Dealkylation of coal liquid under CO-steam atmosphere, II. Model reactions using alkylbenzenes on supported nickel catalysts

Abstract Dealkylation of alkyl aromatics is a fundamental reaction in the upgrading of coal liquid produced by the usual hydrogenative liquefaction of coal. To develop a catalyst for the studied reaction, we performed the catalytic dealkylation of toluene and of ethylbenzene as model compounds by using a CO/steam mixture under atmospheric pressure at 380–620°C in a conventional flow system with a fixed bed of catalyst. Some runs with H2 and H2/steam in place of CO/steam were also perfomed.
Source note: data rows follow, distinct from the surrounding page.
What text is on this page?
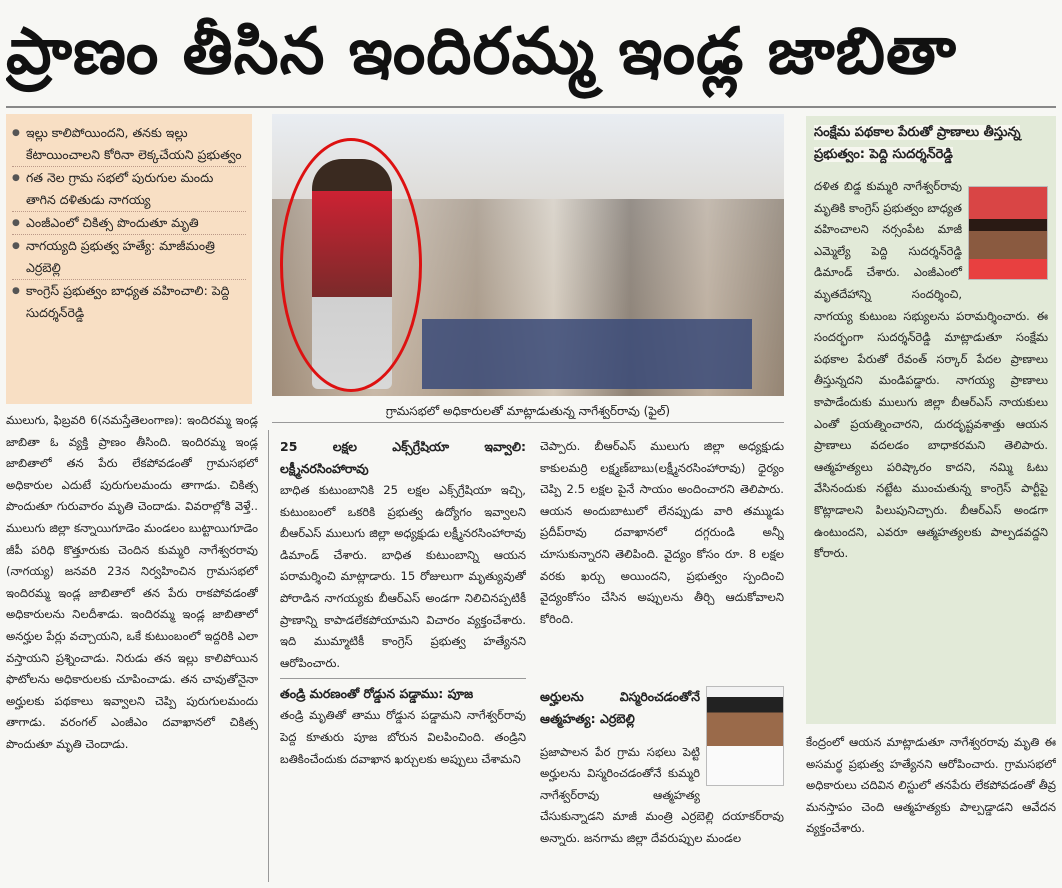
ప్రాణం తీసిన ఇందిరమ్మ ఇండ్ల జాబితా
● ఇల్లు కాలిపోయిందని, తనకు ఇల్లు కేటాయించాలని కోరినా లెక్కచేయని ప్రభుత్వం
● గత నెల గ్రామ సభలో పురుగుల మందు తాగిన దళితుడు నాగయ్య
● ఎంజీఎంలో చికిత్స పొందుతూ మృతి
● నాగయ్యది ప్రభుత్వ హత్యే: మాజీమంత్రి ఎర్రబెల్లి
● కాంగ్రెస్ ప్రభుత్వం బాధ్యత వహించాలి: పెద్ది సుదర్శన్‌రెడ్డి
గ్రామసభలో అధికారులతో మాట్లాడుతున్న నాగేశ్వర్‌రావు (ఫైల్)
సంక్షేమ పథకాల పేరుతో ప్రాణాలు తీస్తున్న ప్రభుత్వం: పెద్ది సుదర్శన్‌రెడ్డి
దళిత బిడ్డ కుమ్మరి నాగేశ్వర్‌రావు మృతికి కాంగ్రెస్ ప్రభుత్వం బాధ్యత వహించాలని నర్సంపేట మాజీ ఎమ్మెల్యే పెద్ది సుదర్శన్‌రెడ్డి డిమాండ్ చేశారు. ఎంజీఎంలో మృతదేహాన్ని సందర్శించి, నాగయ్య కుటుంబ సభ్యులను పరామర్శించారు. ఈ సందర్భంగా సుదర్శన్‌రెడ్డి మాట్లాడుతూ సంక్షేమ పథకాల పేరుతో రేవంత్ సర్కార్ పేదల ప్రాణాలు తీస్తున్నదని మండిపడ్డారు. నాగయ్య ప్రాణాలు కాపాడేందుకు ములుగు జిల్లా బీఆర్‌ఎస్ నాయకులు ఎంతో ప్రయత్నించారని, దురదృష్టవశాత్తు ఆయన ప్రాణాలు వదలడం బాధాకరమని తెలిపారు. ఆత్మహత్యలు పరిష్కారం కాదని, నమ్మి ఓటు వేసినందుకు నట్టేట ముంచుతున్న కాంగ్రెస్ పార్టీపై కొట్లాడాలని పిలుపునిచ్చారు. బీఆర్‌ఎస్ అండగా ఉంటుందని, ఎవరూ ఆత్మహత్యలకు పాల్పడవద్దని కోరారు.

ములుగు, ఫిబ్రవరి 6(నమస్తేతెలంగాణ): ఇందిరమ్మ ఇండ్ల జాబితా ఓ వ్యక్తి ప్రాణం తీసింది. ఇందిరమ్మ ఇండ్ల జాబితాలో తన పేరు లేకపోవడంతో గ్రామసభలో అధికారుల ఎదుటే పురుగులమందు తాగాడు. చికిత్స పొందుతూ గురువారం మృతి చెందాడు. వివరాల్లోకి వెళ్తే.. ములుగు జిల్లా కన్నాయిగూడెం మండలం బుట్టాయిగూడెం జీపీ పరిధి కొత్తూరుకు చెందిన కుమ్మరి నాగేశ్వరరావు (నాగయ్య) జనవరి 23న నిర్వహించిన గ్రామసభలో ఇందిరమ్మ ఇండ్ల జాబితాలో తన పేరు రాకపోవడంతో అధికారులను నిలదీశాడు. ఇందిరమ్మ ఇండ్ల జాబితాలో అనర్హుల పేర్లు వచ్చాయని, ఒకే కుటుంబంలో ఇద్దరికి ఎలా వస్తాయని ప్రశ్నించాడు. నిరుడు తన ఇల్లు కాలిపోయిన ఫొటోలను అధికారులకు చూపించాడు. తన చావుతోనైనా అర్హులకు పథకాలు ఇవ్వాలని చెప్పి పురుగులమందు తాగాడు. వరంగల్ ఎంజీఎం దవాఖానలో చికిత్స పొందుతూ మృతి చెందాడు.

25 లక్షల ఎక్స్‌గ్రేషియా ఇవ్వాలి: లక్ష్మీనరసింహారావు

బాధిత కుటుంబానికి 25 లక్షల ఎక్స్‌గ్రేషియా ఇచ్చి, కుటుంబంలో ఒకరికి ప్రభుత్వ ఉద్యోగం ఇవ్వాలని బీఆర్‌ఎస్ ములుగు జిల్లా అధ్యక్షుడు లక్ష్మీనరసింహారావు డిమాండ్ చేశారు. బాధిత కుటుంబాన్ని ఆయన పరామర్శించి మాట్లాడారు. 15 రోజులుగా మృత్యువుతో పోరాడిన నాగయ్యకు బీఆర్‌ఎస్ అండగా నిలిచినప్పటికీ ప్రాణాన్ని కాపాడలేకపోయామని విచారం వ్యక్తంచేశారు. ఇది ముమ్మాటికీ కాంగ్రెస్ ప్రభుత్వ హత్యేనని ఆరోపించారు.

తండ్రి మరణంతో రోడ్డున పడ్డాము: పూజ

తండ్రి మృతితో తాము రోడ్డున పడ్డామని నాగేశ్వర్‌రావు పెద్ద కూతురు పూజ బోరున విలపించింది. తండ్రిని బతికించేందుకు దవాఖాన ఖర్చులకు అప్పులు చేశామని

చెప్పారు. బీఆర్‌ఎస్ ములుగు జిల్లా అధ్యక్షుడు కాకులమర్రి లక్ష్మణ్‌బాబు(లక్ష్మీనరసింహారావు) ధైర్యం చెప్పి 2.5 లక్షల పైనే సాయం అందించారని తెలిపారు. ఆయన అందుబాటులో లేనప్పుడు వారి తమ్ముడు ప్రదీప్‌రావు దవాఖానలో దగ్గరుండి అన్నీ చూసుకున్నారని తెలిపింది. వైద్యం కోసం రూ. 8 లక్షల వరకు ఖర్చు అయిందని, ప్రభుత్వం స్పందించి వైద్యంకోసం చేసిన అప్పులను తీర్చి ఆదుకోవాలని కోరింది.

అర్హులను విస్మరించడంతోనే ఆత్మహత్య: ఎర్రబెల్లి

ప్రజాపాలన పేర గ్రామ సభలు పెట్టి అర్హులను విస్మరించడంతోనే కుమ్మరి నాగేశ్వర్‌రావు ఆత్మహత్య చేసుకున్నాడని మాజీ మంత్రి ఎర్రబెల్లి దయాకర్‌రావు అన్నారు. జనగామ జిల్లా దేవరుప్పుల మండల

కేంద్రంలో ఆయన మాట్లాడుతూ నాగేశ్వరరావు మృతి ఈ అసమర్థ ప్రభుత్వ హత్యేనని ఆరోపించారు. గ్రామసభలో అధికారులు చదివిన లిస్టులో తనపేరు లేకపోవడంతో తీవ్ర మనస్తాపం చెంది ఆత్మహత్యకు పాల్పడ్డాడని ఆవేదన వ్యక్తంచేశారు.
Both toluene and ethylbenzene are practically inert under CO/steam even at 500°C. Among the various catalysts examined, MgO-supported nickel catalyst was found to be effective for demethylation of toluene. On this catalyst a benzene yield of greater than 30% is obtained from the reaction of toluene at 500°C. The striking feature of the MgO-supported nickel catalyst is the depression of coke formation even at 500°C. The size of the Ni particles in the MgO-supported catalyst is estimated by XRD to be smaller than 10 A. Serious coke formation occurs on silica-supported and alumina-supported nickel catalysts of which activities are usually higher than that of MgO-supported catalyst. The addition of K2CO3 to these two catalysts partly depresses coke formation and enhances their catalytic activities. This K2CO3 addition effect is primarily due to the fact that potassium increases the dispersion of Ni on the catalyst carrier. The extent of the coke formation is considered to be strongly dependent upon the size of Ni particles. CO/steam mixture is found to be superior to H2 as a reducing agent, and is especially effective on the MgO-supported nickel catalyst. The supported nickel catalysts facilitate dealkylation of ethylbenzene to give benzene yield of 21.2% and toluene yield of 11.6% at 380°C without serious coke formation.